Change Management

Times of change are notorious for creating chaotic situations for employees and management in which bias can run unchecked (Riek, Mania, & Gaertner, 2006). Implicit bias is more likely to manifest itself when individuals do not have time to think their decisions through (Duncan, 1976; Hilton & Von Hippel, 1990; Jacobs & Eccles, 1992; Rothbart & Burrell, 1977; Sagar & Schofield, 1980), and when evaluation criteria is unclear (Fiske & Taylor, 1991). During periods of rapid transition in institutional identity, both of these situations commonly occur. Thus, increases in gender and racial inequality may be an unintended byproduct of organizational change, if not addressed directly.  

As Villanova is already experiencing inequality in how women, particularly women of color, are hired and advanced through the STEM faculty ranks, it is likely that the transition in institutional identity will exacerbate the situation.
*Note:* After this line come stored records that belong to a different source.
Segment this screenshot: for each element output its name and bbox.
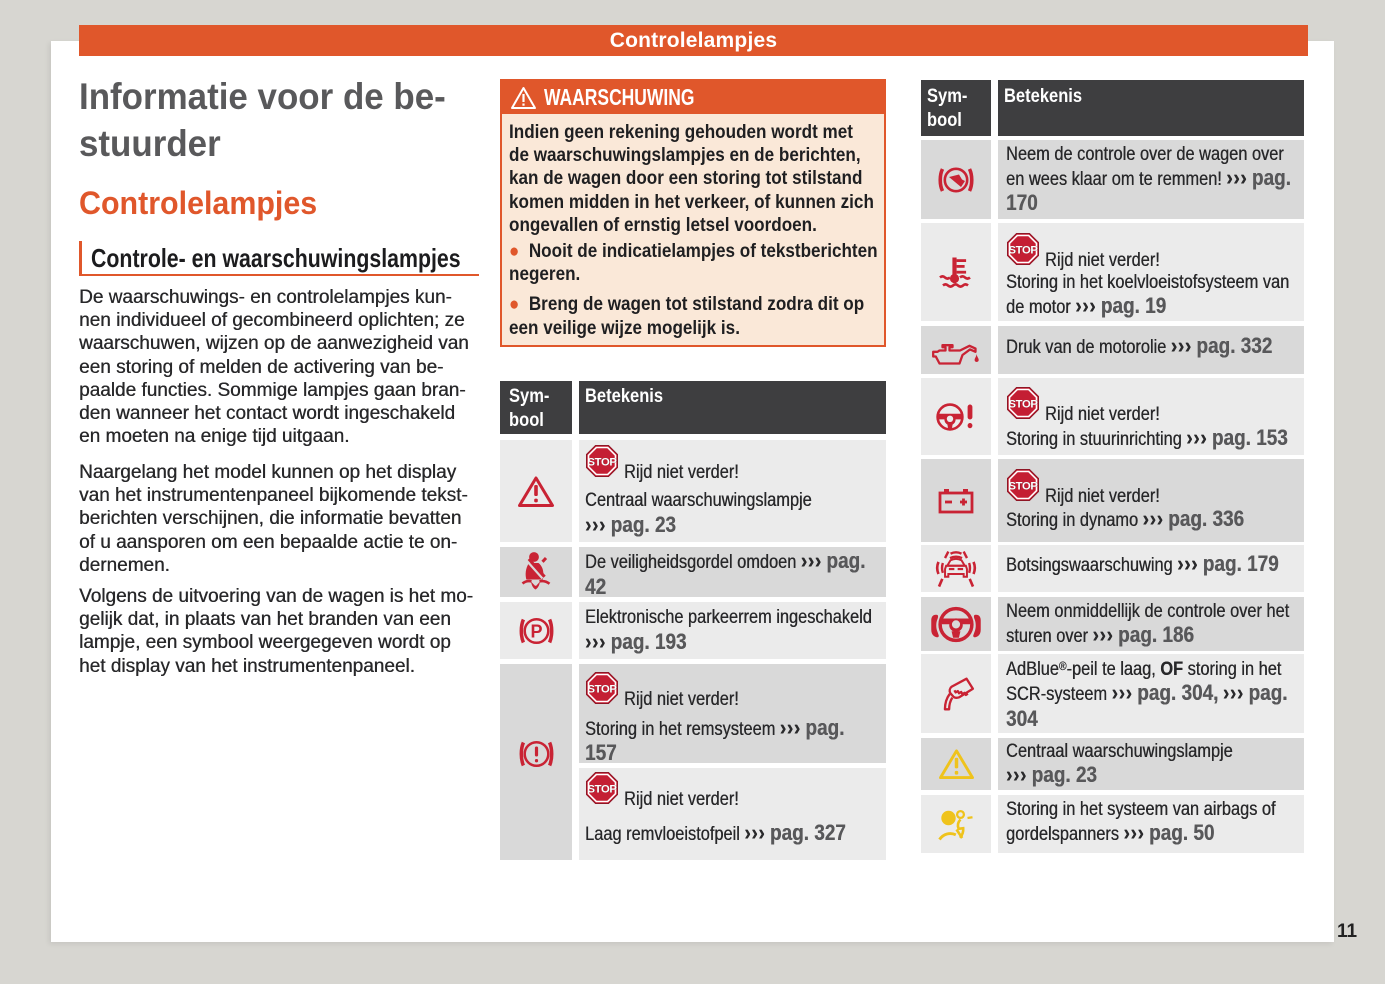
svg-text:STOP: STOP — [1009, 399, 1039, 411]
svg-text:STOP: STOP — [1009, 481, 1039, 493]
svg-text:STOP: STOP — [588, 684, 618, 696]
svg-text:STOP: STOP — [588, 457, 618, 469]
svg-text:P: P — [530, 621, 542, 641]
svg-text:STOP: STOP — [588, 784, 618, 796]
svg-text:STOP: STOP — [1009, 245, 1039, 257]
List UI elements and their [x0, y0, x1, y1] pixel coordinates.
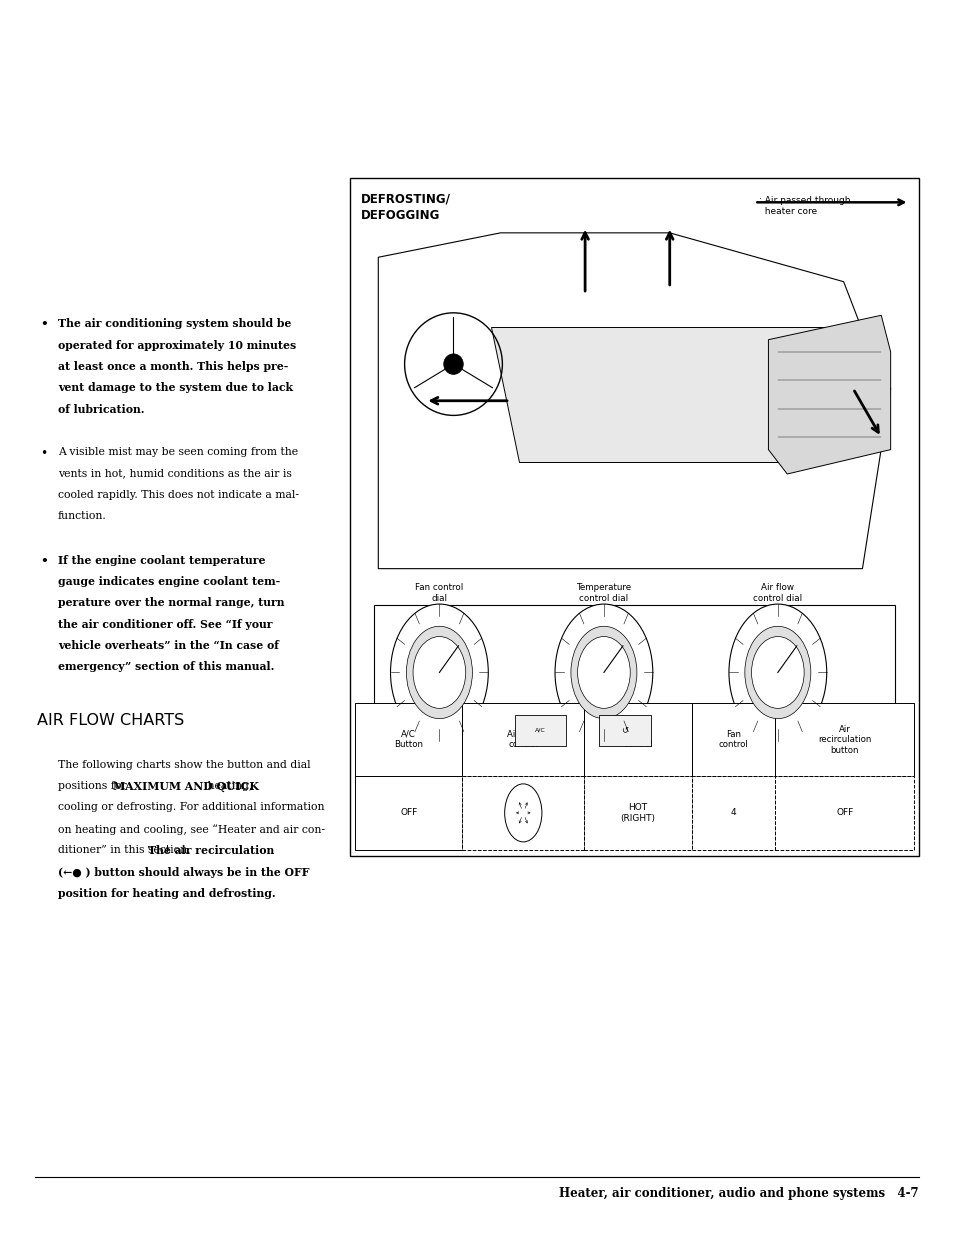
Text: : Air passed through
  heater core: : Air passed through heater core — [759, 196, 850, 216]
Text: OFF: OFF — [399, 809, 416, 818]
Ellipse shape — [728, 604, 826, 741]
Bar — [691, 703, 775, 777]
Text: the air conditioner off. See “If your: the air conditioner off. See “If your — [57, 619, 272, 630]
Text: vehicle overheats” in the “In case of: vehicle overheats” in the “In case of — [57, 640, 278, 651]
Text: A/C: A/C — [535, 727, 545, 732]
Bar — [355, 777, 462, 850]
Text: on heating and cooling, see “Heater and air con-: on heating and cooling, see “Heater and … — [57, 824, 324, 835]
Text: HOT
(RIGHT): HOT (RIGHT) — [619, 803, 655, 823]
Text: •: • — [40, 319, 48, 331]
Bar — [462, 703, 583, 777]
Text: position for heating and defrosting.: position for heating and defrosting. — [57, 888, 275, 899]
Text: gauge indicates engine coolant tem-: gauge indicates engine coolant tem- — [57, 576, 279, 587]
Text: vent damage to the system due to lack: vent damage to the system due to lack — [57, 383, 293, 394]
Ellipse shape — [413, 636, 465, 709]
Polygon shape — [491, 327, 824, 462]
Ellipse shape — [443, 354, 463, 374]
Bar — [775, 777, 913, 850]
Bar — [355, 703, 462, 777]
Bar — [462, 777, 583, 850]
Text: Air flow
control: Air flow control — [507, 730, 538, 750]
Text: ↺: ↺ — [621, 726, 628, 735]
Text: emergency” section of this manual.: emergency” section of this manual. — [57, 662, 274, 673]
Text: Air flow
control dial: Air flow control dial — [753, 583, 801, 603]
Text: heating,: heating, — [204, 781, 253, 792]
Text: A visible mist may be seen coming from the: A visible mist may be seen coming from t… — [57, 447, 297, 457]
Text: A/C
Button: A/C Button — [394, 730, 423, 750]
Text: DEFROSTING/
DEFOGGING: DEFROSTING/ DEFOGGING — [361, 193, 451, 221]
Text: cooled rapidly. This does not indicate a mal-: cooled rapidly. This does not indicate a… — [57, 490, 298, 500]
Text: vents in hot, humid conditions as the air is: vents in hot, humid conditions as the ai… — [57, 468, 292, 478]
Text: OFF: OFF — [835, 809, 852, 818]
Text: Air
recirculation
button: Air recirculation button — [817, 725, 870, 755]
Text: Fan control
dial: Fan control dial — [415, 583, 463, 603]
Bar — [514, 715, 566, 746]
Text: Air recirculation
button: Air recirculation button — [610, 750, 677, 768]
Text: operated for approximately 10 minutes: operated for approximately 10 minutes — [57, 340, 295, 351]
Text: ditioner” in this section.: ditioner” in this section. — [57, 845, 193, 855]
Text: cooling or defrosting. For additional information: cooling or defrosting. For additional in… — [57, 803, 324, 813]
Bar — [775, 703, 913, 777]
Text: Air conditioner
button
(if so equipped): Air conditioner button (if so equipped) — [507, 750, 573, 779]
Bar — [350, 178, 918, 856]
Text: of lubrication.: of lubrication. — [57, 404, 144, 415]
Text: at least once a month. This helps pre-: at least once a month. This helps pre- — [57, 361, 288, 372]
Text: The air recirculation: The air recirculation — [148, 845, 274, 856]
Text: positions for: positions for — [57, 781, 130, 792]
Ellipse shape — [555, 604, 652, 741]
Text: The air conditioning system should be: The air conditioning system should be — [57, 319, 291, 330]
Bar — [583, 703, 691, 777]
Ellipse shape — [577, 636, 630, 709]
Bar — [374, 605, 895, 758]
Bar — [583, 777, 691, 850]
Text: perature over the normal range, turn: perature over the normal range, turn — [57, 598, 284, 609]
Ellipse shape — [570, 626, 637, 719]
Text: MAXIMUM AND QUICK: MAXIMUM AND QUICK — [113, 781, 259, 792]
Bar — [691, 777, 775, 850]
Ellipse shape — [390, 604, 488, 741]
Text: (←● ) button should always be in the OFF: (←● ) button should always be in the OFF — [57, 867, 309, 878]
Text: •: • — [40, 447, 47, 461]
Text: If the engine coolant temperature: If the engine coolant temperature — [57, 555, 265, 566]
Text: function.: function. — [57, 511, 107, 521]
Polygon shape — [767, 315, 890, 474]
Bar — [598, 715, 650, 746]
Text: The following charts show the button and dial: The following charts show the button and… — [57, 760, 310, 769]
Text: •: • — [40, 555, 48, 568]
Ellipse shape — [406, 626, 472, 719]
Text: Fan
control: Fan control — [718, 730, 747, 750]
Text: Heater, air conditioner, audio and phone systems   4-7: Heater, air conditioner, audio and phone… — [558, 1187, 918, 1200]
Text: AIR FLOW CHARTS: AIR FLOW CHARTS — [37, 714, 184, 729]
Ellipse shape — [744, 626, 810, 719]
Text: 4: 4 — [730, 809, 736, 818]
Ellipse shape — [751, 636, 803, 709]
Text: Temperature
control dial: Temperature control dial — [576, 583, 631, 603]
Text: Temp
control: Temp control — [622, 730, 652, 750]
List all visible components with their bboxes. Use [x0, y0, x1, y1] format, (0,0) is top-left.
It is critical that specific attention be paid by the University to diversity and inclusion issues during the transition as these issues directly impact faculty scholarly productivity. This will ensure that intersectional gender bias (including issues with workload, service expectations and tokenism) is not cemented into the new processes and that, instead, inclusive and equitable evaluative behaviors and criteria are normative within the new and evolving organizational structures and policies. At the same time, it is critical that the faculty develop skills which allow them to manage stress during a time of shifting expectations and be able to use these skills to advance their careers.